For one thing QQ, which made its debut in 1999, already owns a user base that is more than half the population of the country. For another, the current market focus on WeChat does not hurt Ma’s own efforts to highlight its potential as a major e-commerce player.
If a little sibling rivalry is healthy, at what point does it become a problem for the parent?
The question has emerged as the market has begun to examine the growth trajectory of QQ and WeChat. While QQ has entered a slow-growth phase, WeChat is on a roll, with a worldwide audience of 600 million-strong as of October 2013, according to state news agency Xinhua.
So, when Tencent came up with the latest figures on QQ, it put many investors at ease. More importantly, it shifted the focus back on the 15-year-old platform.
The numbers break down quite favorably – 200 million users at any given time, more than 70 percent on mobile phones. The figure is up 20 million from the end of December.

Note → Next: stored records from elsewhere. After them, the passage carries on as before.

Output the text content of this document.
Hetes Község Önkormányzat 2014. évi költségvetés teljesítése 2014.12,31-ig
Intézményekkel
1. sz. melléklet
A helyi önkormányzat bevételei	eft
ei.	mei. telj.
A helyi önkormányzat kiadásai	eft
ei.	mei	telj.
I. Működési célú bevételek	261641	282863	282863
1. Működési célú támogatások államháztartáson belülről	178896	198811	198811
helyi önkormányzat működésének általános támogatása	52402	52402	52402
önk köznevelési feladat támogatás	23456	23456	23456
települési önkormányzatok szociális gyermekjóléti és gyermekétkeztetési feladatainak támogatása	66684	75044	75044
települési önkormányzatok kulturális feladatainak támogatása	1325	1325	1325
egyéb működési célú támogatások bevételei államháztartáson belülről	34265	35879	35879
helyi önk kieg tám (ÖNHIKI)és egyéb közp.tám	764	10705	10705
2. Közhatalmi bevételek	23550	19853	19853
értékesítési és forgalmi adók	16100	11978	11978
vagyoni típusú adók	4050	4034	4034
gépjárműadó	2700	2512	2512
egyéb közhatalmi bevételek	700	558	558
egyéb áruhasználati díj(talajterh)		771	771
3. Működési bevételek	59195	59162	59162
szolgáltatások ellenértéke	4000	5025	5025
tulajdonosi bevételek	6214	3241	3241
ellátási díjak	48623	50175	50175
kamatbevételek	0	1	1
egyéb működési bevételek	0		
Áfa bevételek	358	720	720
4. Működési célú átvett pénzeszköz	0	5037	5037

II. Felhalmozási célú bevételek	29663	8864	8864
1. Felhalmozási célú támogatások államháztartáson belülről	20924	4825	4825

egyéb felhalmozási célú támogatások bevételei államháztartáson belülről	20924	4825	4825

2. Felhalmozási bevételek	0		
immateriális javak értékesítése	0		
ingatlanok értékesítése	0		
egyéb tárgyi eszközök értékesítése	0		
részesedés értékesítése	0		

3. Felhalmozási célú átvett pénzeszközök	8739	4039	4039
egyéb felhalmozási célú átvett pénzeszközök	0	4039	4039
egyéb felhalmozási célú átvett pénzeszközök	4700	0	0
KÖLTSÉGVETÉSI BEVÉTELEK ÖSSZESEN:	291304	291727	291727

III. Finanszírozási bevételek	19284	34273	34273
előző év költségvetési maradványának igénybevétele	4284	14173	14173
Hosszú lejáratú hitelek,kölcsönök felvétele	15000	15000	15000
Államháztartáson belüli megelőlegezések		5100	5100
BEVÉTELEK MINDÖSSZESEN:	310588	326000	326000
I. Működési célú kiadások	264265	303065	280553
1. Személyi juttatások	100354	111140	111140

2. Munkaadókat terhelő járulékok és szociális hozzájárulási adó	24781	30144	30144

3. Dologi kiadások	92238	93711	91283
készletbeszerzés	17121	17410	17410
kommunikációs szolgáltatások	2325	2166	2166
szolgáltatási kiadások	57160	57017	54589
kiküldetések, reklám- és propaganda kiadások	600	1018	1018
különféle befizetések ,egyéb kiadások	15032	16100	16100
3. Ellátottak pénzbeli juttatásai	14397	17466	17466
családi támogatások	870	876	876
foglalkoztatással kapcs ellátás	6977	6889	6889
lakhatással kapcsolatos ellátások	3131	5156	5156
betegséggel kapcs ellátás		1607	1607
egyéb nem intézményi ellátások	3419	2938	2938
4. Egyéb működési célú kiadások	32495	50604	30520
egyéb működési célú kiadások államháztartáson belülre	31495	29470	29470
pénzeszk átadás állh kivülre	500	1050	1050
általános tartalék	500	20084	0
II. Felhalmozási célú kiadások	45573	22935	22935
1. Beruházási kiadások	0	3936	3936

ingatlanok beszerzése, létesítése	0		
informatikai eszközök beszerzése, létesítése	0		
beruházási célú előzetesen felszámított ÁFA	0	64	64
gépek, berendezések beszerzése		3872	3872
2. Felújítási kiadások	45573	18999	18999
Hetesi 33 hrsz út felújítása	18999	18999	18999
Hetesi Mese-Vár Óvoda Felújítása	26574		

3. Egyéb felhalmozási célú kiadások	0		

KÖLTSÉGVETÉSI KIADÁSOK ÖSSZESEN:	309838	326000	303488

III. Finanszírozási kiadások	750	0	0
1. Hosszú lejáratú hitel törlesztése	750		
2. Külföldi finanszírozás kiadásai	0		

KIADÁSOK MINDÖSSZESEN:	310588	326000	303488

This reaffirms Tencent’s status as the predominant player in the mobile internet market and QQ’s stickiness as a killer app, with the potential to grow beyond social networking to an integrated business built on a captive market of 800 million users.
QQ’s continuing evolution from a popular social gaming platform has made it possible to introduce other services such as an online classroom. And its strong, cohesive brand has lent itself across its business, from music, e-commerce and app store to microblogging, video and other services.
By linking QQ to other Tencent platforms, the company is paving the way for success in online games and mobile internet applications in the mold of WeChat.
In fact, Tencent has definite ideas about an integrated future for QQ and WeChat. Pony Ma’s vision of that future is tied to growing QQ and WeChat together to explore different business streams.
With the ever increasing use of smartphones, people now spend less time on desktop computers. QQ could easily transform itself for mobile internet use by offering downloads to enhance the messaging experience.
The next step is no doubt monetization, which should provide a new revenue stream for Tencent. QQ’s group chat platform could target users with specific interests. In addition, QQ could partner with retailers such as coffee shops, helping drive online traffic to offline consumption.
An entire O2O (online-to-offline) ecosystem with social characteristics could emerge. Tencent could be a world unto itself.